The deer cull, which has reportedly been suspended for the year, only showed one thing, that the government is willing to bend all the rules in its favor and resort so easily to violence in order to solve a problem it never defined well.  Two things, sorry.

Excellent post X, presenting an important side to this story. People who enjoy the park for what it is.
I wonder how many kids woke up in the morning and saw deer down by the lake or rambling thru the park. They carry these memories with them forever. instead of an unnecessary and costly deer cull.

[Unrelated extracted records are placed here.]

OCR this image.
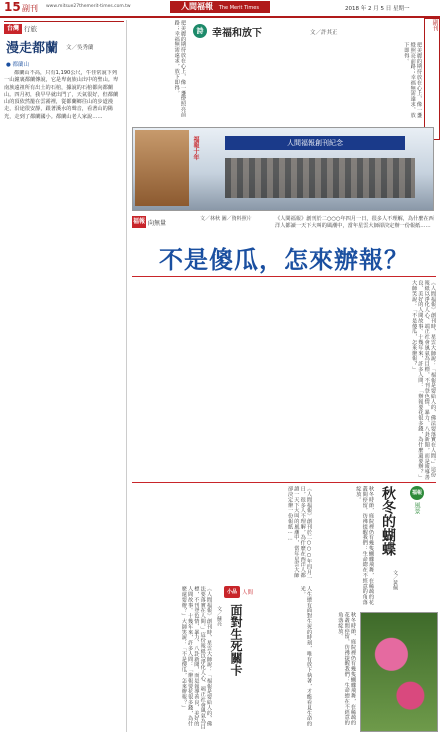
15 副刊 www.mitsue27themerit-times.com.tw	人間福報 The Merit Times	2018 年 2 月 5 日 星期一
台灣 行旅
漫走都蘭 文／吳秀蘭
● 都蘭山
都蘭山不高，只有1,190公尺，牛佳常說下列一山鐘裏都蘭傳說，它是卑南族山出中的聖山。卑南族遠祖所有出土的石棺，據說的石棺都向都蘭山。四月初，我早早就出門了，天氣很好，但都蘭山的頂依然籠在雲霧裡，從都蘭鄉往山的步道漫走，沿途很安靜，跟著溪水的聲音，看著山的陽光，走到了都蘭國小。都蘭山老人家說……	把美麗的期待放在心上，像一盞燈照亮前路；幸福無需遠求，放下即得。	詩 幸福和放下	文／許其正
把美麗的期待放在心上，像一盞燈照亮前路；幸福無需遠求，放下即得。
副刊
福報十年	人間福報創刊紀念
福報 向無量
文／林秋 圖／資料照片	《人間福報》創刊於二○○○年四月一日，很多人不理解，為什麼在西洋人都讀一天下大叫的風潮中，當年星雲大師卻決定辦一份報紙……
不是傻瓜，怎來辦報？
《人間福報》創刊時，星雲大師說：「福報是要給人的，佛法要落實在人間。」這份報紙以淨化人心、端正社會風氣為目標，不刊登色情、暴力、八卦新聞，而是報導善良、美好的人間故事。十幾年來，許多人問：「辦報要花很多錢，為什麼還要辦？」大師笑說：「不是傻瓜，怎來辦報？」
福報
風景
秋冬的蝴蝶
文／黃佩
秋冬時節，庭院裡仍有幾隻蝴蝶飛舞，在稀疏的花叢間停留，彷彿提醒我們：生命總在不經意的角落綻放。
秋冬時節，庭院裡仍有幾隻蝴蝶飛舞，在稀疏的花叢間停留，彷彿提醒我們：生命總在不經意的角落綻放。
小品 人間
面對生死關卡
文／蘇亮	人生總有面對生死的時刻，唯有放下執著，才能看見生命的光。
《人間福報》創刊時，星雲大師說：「福報是要給人的，佛法要落實在人間。」這份報紙以淨化人心、端正社會風氣為目標，不刊登色情、暴力、八卦新聞，而是報導善良、美好的人間故事。十幾年來，許多人問：「辦報要花很多錢，為什麼還要辦？」大師笑說：「不是傻瓜，怎來辦報？」
《人間福報》創刊於二○○○年四月一日，很多人不理解，為什麼在西洋人都讀一天下大叫的風潮中，當年星雲大師卻決定辦一份報紙……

https://ludingtoncitizen.ning.com/photo/wanted-dead-and-gone?contex...

After writing this article yesterday, I noticed I received an 'amendment' to my original FOIA response from the COL.  They apparently found one car/deer accident from late October 2022 (after they approved the three year CSA with the USDA) shown here.  In the diagram below and in the narrative, you see/read that the deer was one of those "Epworth" deer trying to cross Lakeshore Drive/M-116.  One of the weird things I noticed in this report was this:  

Vehicle 1 was traveling northbound on N Lakeshore Dr. in front of Cartier Park when a deer ran into the front driver side of the vehicle 1.  It was reported the front driver side headlight was broken, and the front driver side door was unable to be opened. I did not investigate the accident on scene. I took the accident over the phone, and spoke with Mary Pung who was the mother of the driver. Submitted by J. Versluis #222

I think that if one of my daughters at 17 had gotten into a car accident, that I couldn't phone it in without the local police going on-scene and checking for more details.